Which is what’s likely to happen. You’ll note that there’s very weak support for the various bills amongst the Dems as well. They could blast it through if they wanted to. Saying that it’s the Republicans holding it back is rather dishonest.

There’s no chance that the government is going to shut down private insurance. A) It would cause massive turmoil and put millions out of work, B) it would force them to raise taxes by double, which would be political suicide regardless of what side of the fence you were on.

That means that there will be no decrease in overall spending. And even if they did shut down private insurance, most likely there wouldn’t be a decrease in health spending. No country has decreased spending by moving to universal health care. There’s zero reason to think that the US would be the first to accomplish this.

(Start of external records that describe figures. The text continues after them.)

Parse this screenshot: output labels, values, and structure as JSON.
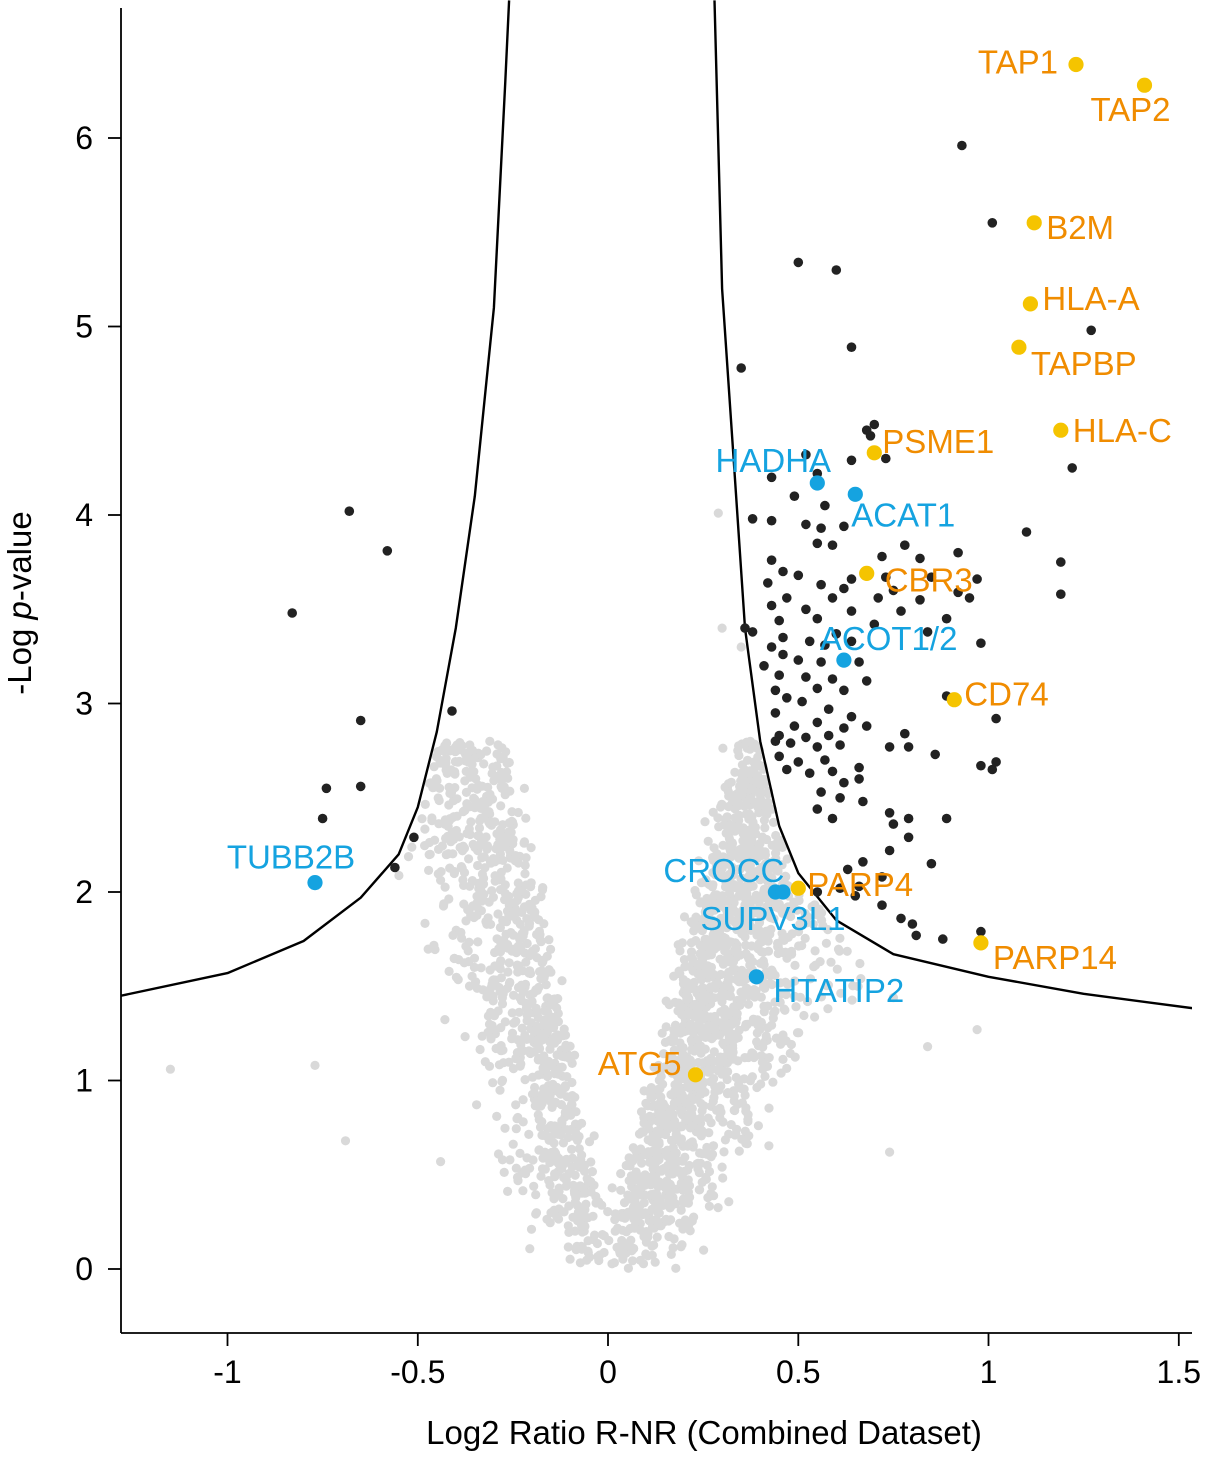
{
  "chart_data": {
    "type": "scatter",
    "title": "",
    "xlabel": "Log2 Ratio R-NR (Combined Dataset)",
    "ylabel_prefix": "-Log ",
    "ylabel_italic": "p",
    "ylabel_suffix": "-value",
    "xlim": [
      -1.28,
      1.55
    ],
    "ylim": [
      -0.33,
      6.73
    ],
    "x_ticks": [
      -1,
      -0.5,
      0,
      0.5,
      1,
      1.5
    ],
    "x_tick_labels": [
      "-1",
      "-0.5",
      "0",
      "0.5",
      "1",
      "1.5"
    ],
    "y_ticks": [
      0,
      1,
      2,
      3,
      4,
      5,
      6
    ],
    "y_tick_labels": [
      "0",
      "1",
      "2",
      "3",
      "4",
      "5",
      "6"
    ],
    "colors": {
      "nonsignificant": "#d9d9d9",
      "significant": "#222222",
      "upregulated": "#f5c400",
      "upregulated_label": "#f08c00",
      "downregulated": "#15a3e0",
      "downregulated_label": "#15a3e0",
      "threshold_curve": "#000000"
    },
    "threshold_curve": {
      "description": "significance cutoff",
      "points": [
        [
          -1.28,
          1.45
        ],
        [
          -1.0,
          1.57
        ],
        [
          -0.8,
          1.74
        ],
        [
          -0.65,
          1.97
        ],
        [
          -0.55,
          2.2
        ],
        [
          -0.5,
          2.45
        ],
        [
          -0.45,
          2.85
        ],
        [
          -0.4,
          3.4
        ],
        [
          -0.35,
          4.1
        ],
        [
          -0.3,
          5.1
        ],
        [
          -0.27,
          6.3
        ],
        [
          -0.26,
          6.73
        ],
        [
          0.28,
          6.73
        ],
        [
          0.3,
          5.2
        ],
        [
          0.33,
          4.3
        ],
        [
          0.36,
          3.4
        ],
        [
          0.4,
          2.8
        ],
        [
          0.45,
          2.35
        ],
        [
          0.5,
          2.1
        ],
        [
          0.6,
          1.85
        ],
        [
          0.75,
          1.67
        ],
        [
          1.0,
          1.55
        ],
        [
          1.25,
          1.46
        ],
        [
          1.55,
          1.38
        ]
      ]
    },
    "nonsignificant_cloud": {
      "series_name": "not significant",
      "approx_points": 2400,
      "x_range": [
        -1.15,
        0.95
      ],
      "y_range": [
        0,
        2.8
      ]
    },
    "significant_points": [
      [
        -0.68,
        4.02
      ],
      [
        -0.58,
        3.81
      ],
      [
        -0.83,
        3.48
      ],
      [
        -0.41,
        2.96
      ],
      [
        -0.65,
        2.91
      ],
      [
        -0.74,
        2.55
      ],
      [
        -0.65,
        2.56
      ],
      [
        -0.75,
        2.39
      ],
      [
        -0.51,
        2.29
      ],
      [
        -0.56,
        2.13
      ],
      [
        0.93,
        5.96
      ],
      [
        1.01,
        5.55
      ],
      [
        0.5,
        5.34
      ],
      [
        0.6,
        5.3
      ],
      [
        1.27,
        4.98
      ],
      [
        0.64,
        4.89
      ],
      [
        0.35,
        4.78
      ],
      [
        0.7,
        4.48
      ],
      [
        0.68,
        4.45
      ],
      [
        0.69,
        4.42
      ],
      [
        0.52,
        4.32
      ],
      [
        0.64,
        4.29
      ],
      [
        0.73,
        4.3
      ],
      [
        1.22,
        4.25
      ],
      [
        0.55,
        4.22
      ],
      [
        0.43,
        4.2
      ],
      [
        0.49,
        4.1
      ],
      [
        0.57,
        4.05
      ],
      [
        0.38,
        3.98
      ],
      [
        0.43,
        3.97
      ],
      [
        0.52,
        3.95
      ],
      [
        0.56,
        3.93
      ],
      [
        0.62,
        3.94
      ],
      [
        1.1,
        3.91
      ],
      [
        0.55,
        3.85
      ],
      [
        0.59,
        3.84
      ],
      [
        0.78,
        3.84
      ],
      [
        0.92,
        3.8
      ],
      [
        0.72,
        3.78
      ],
      [
        0.82,
        3.77
      ],
      [
        0.43,
        3.76
      ],
      [
        1.19,
        3.75
      ],
      [
        0.46,
        3.7
      ],
      [
        0.5,
        3.68
      ],
      [
        0.64,
        3.66
      ],
      [
        0.73,
        3.67
      ],
      [
        0.85,
        3.67
      ],
      [
        0.97,
        3.66
      ],
      [
        0.42,
        3.64
      ],
      [
        0.56,
        3.63
      ],
      [
        0.62,
        3.61
      ],
      [
        0.75,
        3.6
      ],
      [
        0.92,
        3.59
      ],
      [
        1.19,
        3.58
      ],
      [
        0.47,
        3.56
      ],
      [
        0.59,
        3.56
      ],
      [
        0.71,
        3.56
      ],
      [
        0.82,
        3.55
      ],
      [
        0.95,
        3.56
      ],
      [
        0.43,
        3.52
      ],
      [
        0.52,
        3.5
      ],
      [
        0.64,
        3.49
      ],
      [
        0.77,
        3.49
      ],
      [
        0.89,
        3.45
      ],
      [
        0.45,
        3.44
      ],
      [
        0.55,
        3.45
      ],
      [
        0.7,
        3.42
      ],
      [
        0.6,
        3.37
      ],
      [
        0.38,
        3.38
      ],
      [
        0.36,
        3.4
      ],
      [
        0.46,
        3.35
      ],
      [
        0.53,
        3.33
      ],
      [
        0.57,
        3.31
      ],
      [
        0.64,
        3.33
      ],
      [
        0.84,
        3.38
      ],
      [
        0.98,
        3.32
      ],
      [
        0.43,
        3.3
      ],
      [
        0.46,
        3.26
      ],
      [
        0.5,
        3.23
      ],
      [
        0.56,
        3.22
      ],
      [
        0.66,
        3.22
      ],
      [
        0.41,
        3.2
      ],
      [
        0.45,
        3.15
      ],
      [
        0.52,
        3.14
      ],
      [
        0.59,
        3.13
      ],
      [
        0.68,
        3.12
      ],
      [
        0.44,
        3.07
      ],
      [
        0.55,
        3.08
      ],
      [
        0.62,
        3.07
      ],
      [
        0.89,
        3.04
      ],
      [
        0.47,
        3.03
      ],
      [
        0.51,
        3.01
      ],
      [
        0.58,
        2.97
      ],
      [
        0.64,
        2.93
      ],
      [
        0.44,
        2.95
      ],
      [
        1.02,
        2.92
      ],
      [
        0.49,
        2.88
      ],
      [
        0.55,
        2.9
      ],
      [
        0.62,
        2.87
      ],
      [
        0.68,
        2.88
      ],
      [
        0.45,
        2.83
      ],
      [
        0.52,
        2.82
      ],
      [
        0.58,
        2.83
      ],
      [
        0.78,
        2.84
      ],
      [
        0.44,
        2.8
      ],
      [
        0.48,
        2.79
      ],
      [
        0.55,
        2.77
      ],
      [
        0.61,
        2.78
      ],
      [
        0.74,
        2.77
      ],
      [
        0.79,
        2.77
      ],
      [
        0.86,
        2.73
      ],
      [
        0.45,
        2.72
      ],
      [
        0.5,
        2.69
      ],
      [
        0.57,
        2.7
      ],
      [
        0.66,
        2.66
      ],
      [
        0.47,
        2.65
      ],
      [
        0.53,
        2.63
      ],
      [
        0.59,
        2.64
      ],
      [
        0.98,
        2.67
      ],
      [
        1.01,
        2.65
      ],
      [
        1.02,
        2.69
      ],
      [
        0.62,
        2.58
      ],
      [
        0.66,
        2.6
      ],
      [
        0.56,
        2.53
      ],
      [
        0.61,
        2.5
      ],
      [
        0.67,
        2.48
      ],
      [
        0.55,
        2.44
      ],
      [
        0.74,
        2.42
      ],
      [
        0.59,
        2.39
      ],
      [
        0.75,
        2.36
      ],
      [
        0.79,
        2.39
      ],
      [
        0.89,
        2.39
      ],
      [
        0.79,
        2.29
      ],
      [
        0.74,
        2.22
      ],
      [
        0.67,
        2.16
      ],
      [
        0.85,
        2.15
      ],
      [
        0.63,
        2.12
      ],
      [
        0.72,
        2.08
      ],
      [
        0.61,
        2.02
      ],
      [
        0.66,
        2.03
      ],
      [
        0.55,
        2.0
      ],
      [
        0.65,
        1.98
      ],
      [
        0.72,
        1.93
      ],
      [
        0.77,
        1.86
      ],
      [
        0.8,
        1.83
      ],
      [
        0.81,
        1.77
      ],
      [
        0.88,
        1.75
      ],
      [
        0.98,
        1.79
      ]
    ],
    "highlighted": [
      {
        "gene": "TAP1",
        "x": 1.23,
        "y": 6.39,
        "group": "up"
      },
      {
        "gene": "TAP2",
        "x": 1.41,
        "y": 6.28,
        "group": "up"
      },
      {
        "gene": "B2M",
        "x": 1.12,
        "y": 5.55,
        "group": "up"
      },
      {
        "gene": "HLA-A",
        "x": 1.11,
        "y": 5.12,
        "group": "up"
      },
      {
        "gene": "TAPBP",
        "x": 1.08,
        "y": 4.89,
        "group": "up"
      },
      {
        "gene": "HLA-C",
        "x": 1.19,
        "y": 4.45,
        "group": "up"
      },
      {
        "gene": "PSME1",
        "x": 0.7,
        "y": 4.33,
        "group": "up"
      },
      {
        "gene": "CBR3",
        "x": 0.68,
        "y": 3.69,
        "group": "up"
      },
      {
        "gene": "CD74",
        "x": 0.91,
        "y": 3.02,
        "group": "up"
      },
      {
        "gene": "PARP4",
        "x": 0.5,
        "y": 2.02,
        "group": "up"
      },
      {
        "gene": "PARP14",
        "x": 0.98,
        "y": 1.73,
        "group": "up"
      },
      {
        "gene": "ATG5",
        "x": 0.23,
        "y": 1.03,
        "group": "up"
      },
      {
        "gene": "HADHA",
        "x": 0.55,
        "y": 4.17,
        "group": "down"
      },
      {
        "gene": "ACAT1",
        "x": 0.65,
        "y": 4.11,
        "group": "down"
      },
      {
        "gene": "ACOT1/2",
        "x": 0.62,
        "y": 3.23,
        "group": "down"
      },
      {
        "gene": "TUBB2B",
        "x": -0.77,
        "y": 2.05,
        "group": "down"
      },
      {
        "gene": "CROCC",
        "x": 0.44,
        "y": 2.0,
        "group": "down"
      },
      {
        "gene": "SUPV3L1",
        "x": 0.46,
        "y": 2.0,
        "group": "down"
      },
      {
        "gene": "HTATIP2",
        "x": 0.39,
        "y": 1.55,
        "group": "down"
      }
    ]
  }
}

As the long as the debate is about UHC versus non-UHC, spending isn’t going to decrease. We need to figure out why American health spending is double that of any other nation, and only then can we reasonably talk about cutting costs. But if you try to pressure UHC through with the promise that this alone will cut spending, you’re going to do damage to your own party. This is why no one is supporting this law on Capitol Hill except the die-hard Dems who are nutballs anyways.

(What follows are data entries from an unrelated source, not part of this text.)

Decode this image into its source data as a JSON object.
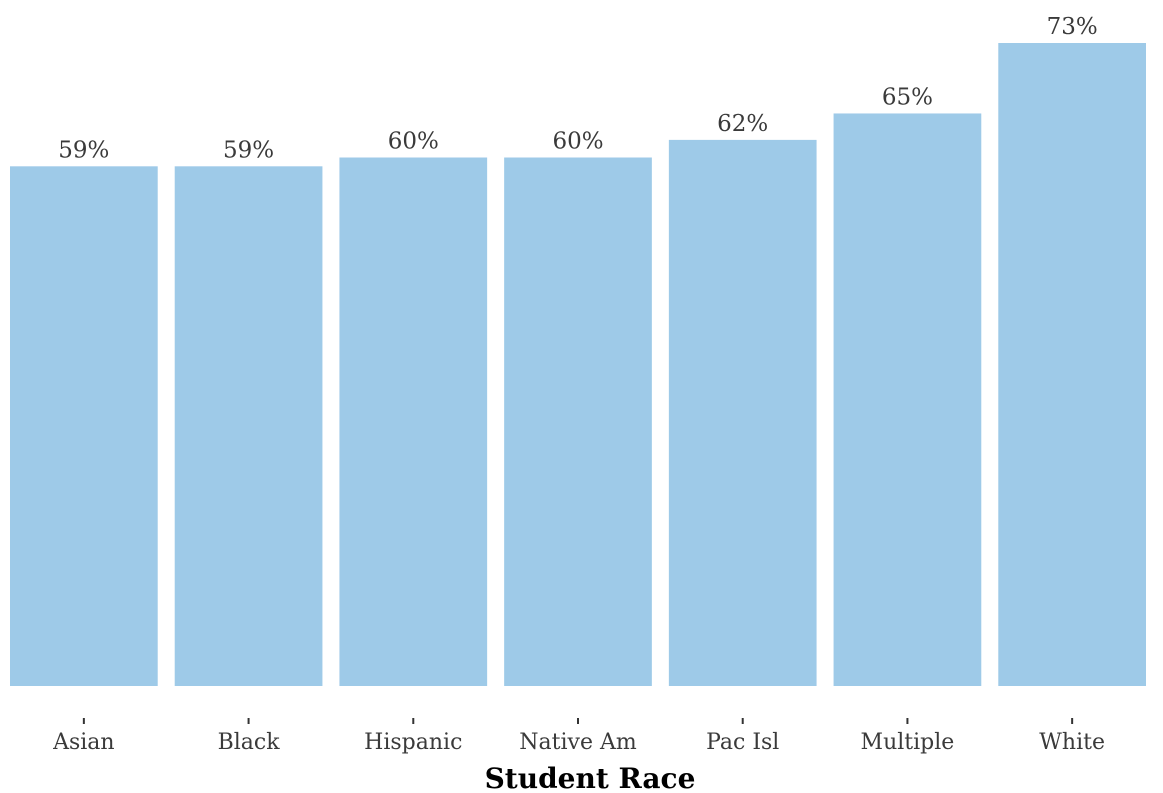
{
  "chart_data": {
    "type": "bar",
    "categories": [
      "Asian",
      "Black",
      "Hispanic",
      "Native Am",
      "Pac Isl",
      "Multiple",
      "White"
    ],
    "values": [
      59,
      59,
      60,
      60,
      62,
      65,
      73
    ],
    "value_labels": [
      "59%",
      "59%",
      "60%",
      "60%",
      "62%",
      "65%",
      "73%"
    ],
    "title": "",
    "xlabel": "Student Race",
    "ylabel": "",
    "ylim": [
      0,
      73
    ],
    "grid": false,
    "legend": "none",
    "bar_color": "#9ECAE8",
    "text_color": "#3a3a3a"
  }
}
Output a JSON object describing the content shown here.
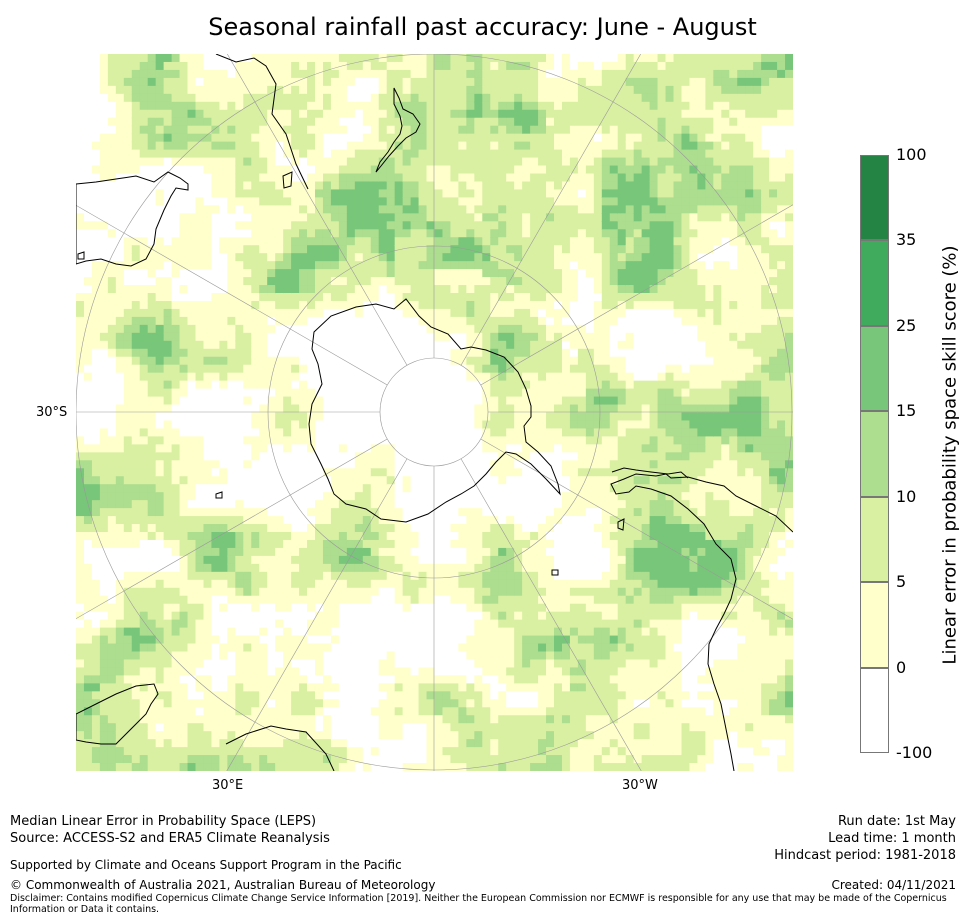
{
  "title": "Seasonal rainfall past accuracy: June - August",
  "map": {
    "projection": "south-polar-stereographic",
    "tick_labels": {
      "left": "30°S",
      "bottom_left": "30°E",
      "bottom_right": "30°W"
    },
    "colors": {
      "land_outline": "#000000",
      "graticule": "#9a9a9a"
    }
  },
  "colorbar": {
    "title": "Linear error in probability space skill score (%)",
    "tick_labels": [
      "100",
      "35",
      "25",
      "15",
      "10",
      "5",
      "0",
      "-100"
    ],
    "bins": [
      {
        "from": -100,
        "to": 0,
        "color": "#ffffff"
      },
      {
        "from": 0,
        "to": 5,
        "color": "#ffffcc"
      },
      {
        "from": 5,
        "to": 10,
        "color": "#d9f0a3"
      },
      {
        "from": 10,
        "to": 15,
        "color": "#addd8e"
      },
      {
        "from": 15,
        "to": 25,
        "color": "#78c679"
      },
      {
        "from": 25,
        "to": 35,
        "color": "#41ab5d"
      },
      {
        "from": 35,
        "to": 100,
        "color": "#238443"
      }
    ]
  },
  "footer": {
    "metric": "Median Linear Error in Probability Space (LEPS)",
    "source": "Source: ACCESS-S2 and ERA5 Climate Reanalysis",
    "support": "Supported by Climate and Oceans Support Program in the Pacific",
    "copyright": "© Commonwealth of Australia 2021, Australian Bureau of Meteorology",
    "disclaimer": "Disclaimer: Contains modified Copernicus Climate Change Service Information [2019]. Neither the European Commission nor ECMWF is responsible for any use that may be made of the Copernicus Information or Data it contains.",
    "run_date": "Run date: 1st May",
    "lead_time": "Lead time: 1 month",
    "hindcast": "Hindcast period: 1981-2018",
    "created": "Created: 04/11/2021"
  }
}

The answer is…it depends on how this all plays out and who the voters blame. If the Pubs are able to portray the Dems proposals as bad, wasteful, the wrong direct, etc etc, then if it fails some percentage of voters might swing toward the Pubs. Or, it could play out that the Dems are able to get some mutated compromise through (eventually), which will be the worst of all worlds…in which case the Pubs will be able to point at it and say ‘we told you so…that’s why we opposed the whole mess all along!’.

Conversely, if the Dems get something through that actually works (as unlikely as that seems to me at this point), and they are able to portray themselves as the shinning beacon who pushed through this vital legislature in the face of unreasonable Pub opposition, then the voters may swing in their direction instead.

It’s all going to hinge on what, if anything, is eventually passed, how it is perceived to be working, and who is able to capitalize on the credit. It’s really not about health care so much as it is about politics, US style.

-XT

I sense conflict. Cite from either of you?

You must have misunderstood Bush’s proposals. He never said he planned on eliminating Social Security. He planned on making changes in how it was financed and paid out. But even under his long-term goal, the government still would have been collecting social security taxes and paying social security pensions.

Perhaps its not conflict I sense, but I definitely would like to see some citation on this one.